The inability for hospital workers to be able to board a bus within a reasonable timeframe from Roma Street to RCH Herston/RBWH in the am peak (due to full bus after full bus) drove yet more passengers back into their cars. Of BrizCommuter's 8 work colleagues who previously used the Inner Northern Busway, only 2 still catch the bus. 5 have gone back to driving into work, and 1 moved house so as to live within walking distance. This is very sad indication of how overcrowding and high fares have made Brisbane's public transport system very unattractive to those who would prefer to use more sustainable transport options than the car.

Now well into the second university semester of 2011, with more students and hospital workers using alternative transport options, is there still overcrowding? In the last week BrizCommuter has observed 3 consecutive full buses in the inbound direction at Normanby just after 3pm, and a full inbound 66 just after midday! With another extension to the Northern Busway looming, it is time for TransLink to start properly planning and funding a solution to the Inner Northern Busway's woes.

Thursday, August 4, 2011

10 Days Later...

10 days ago, BrizCommuter applied online for a refund of a $5 fixed fare caused by a faulty bus go-card reader. The email after the refund request states that the "inquiry" will take up to 10 days. Now is it just a coincidence that every time BrizCommuter has applied for a fixed fare refund it has taken exactly 10 days for the refund to appear back in his go card account? A cynic would be asking if TransLink are purposefully holding onto the refund as long as possible? Questions should be asked as to why TransLink do not appear to be refunding commuters within a reasonable timeframe (i.e. a few days)? Also, questions should be asked about how much income TransLink are making from unclaimed fixed fares?

Assuming an average fixed fare of $5, and 3.3% of 180 million journeys resulting in an unclaimed refund, results in just under $30 million of unclaimed fixed fares! Whilst a proportion of this will be from fare evasion, a reasonable chunk of this money will be from unclaimed go card fixed fares caused by no fault of the user.

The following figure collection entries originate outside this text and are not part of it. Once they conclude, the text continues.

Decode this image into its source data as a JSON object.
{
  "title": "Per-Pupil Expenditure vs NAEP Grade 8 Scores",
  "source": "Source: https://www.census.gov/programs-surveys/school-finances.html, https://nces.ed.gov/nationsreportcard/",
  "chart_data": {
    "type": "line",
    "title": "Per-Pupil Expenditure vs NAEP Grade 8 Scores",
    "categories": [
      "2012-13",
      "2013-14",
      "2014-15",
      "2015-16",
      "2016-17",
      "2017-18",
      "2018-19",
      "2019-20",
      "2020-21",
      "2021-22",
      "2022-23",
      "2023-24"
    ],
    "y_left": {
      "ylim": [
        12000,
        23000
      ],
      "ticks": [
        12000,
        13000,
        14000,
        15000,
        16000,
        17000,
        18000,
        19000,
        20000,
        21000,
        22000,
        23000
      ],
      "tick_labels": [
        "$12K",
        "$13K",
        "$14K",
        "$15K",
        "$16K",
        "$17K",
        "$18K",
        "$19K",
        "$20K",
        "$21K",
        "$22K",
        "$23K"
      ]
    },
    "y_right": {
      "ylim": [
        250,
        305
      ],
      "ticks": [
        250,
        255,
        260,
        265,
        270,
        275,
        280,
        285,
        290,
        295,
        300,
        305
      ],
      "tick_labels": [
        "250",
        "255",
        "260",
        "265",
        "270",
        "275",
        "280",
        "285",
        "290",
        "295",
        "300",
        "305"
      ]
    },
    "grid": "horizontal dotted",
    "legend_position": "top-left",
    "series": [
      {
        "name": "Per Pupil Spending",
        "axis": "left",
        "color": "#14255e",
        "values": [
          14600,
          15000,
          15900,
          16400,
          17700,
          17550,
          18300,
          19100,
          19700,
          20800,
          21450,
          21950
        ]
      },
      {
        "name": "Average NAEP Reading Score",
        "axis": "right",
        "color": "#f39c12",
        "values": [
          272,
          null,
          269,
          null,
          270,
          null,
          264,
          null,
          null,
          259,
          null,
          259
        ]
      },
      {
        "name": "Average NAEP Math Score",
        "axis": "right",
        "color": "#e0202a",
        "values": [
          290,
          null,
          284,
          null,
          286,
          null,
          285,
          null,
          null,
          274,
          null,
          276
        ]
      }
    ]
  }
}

Unfortunately, another of BrizCommuter's work colleagues has now given up public transport, this time over the fixed fares. Putting up with the extortionate cost of public transport when making 3-4 journeys per day (thanks to the withdrawal of daily and weekly tickets) was pushing her close to giving up public transport. Inner Northern Busway overcrowding (which is still occurring, even in the middle of the day) pushed her closer to a car showroom. The last straw was then incurring multiple fixed fares on buses through no fault of her own, and then TransLink always taking far more than a week to pay the money back. Yet another commuter forced to go car by the Queensland Government and TransLink's abysmal fare structure, poor public transport policies, and flawed go card implementation.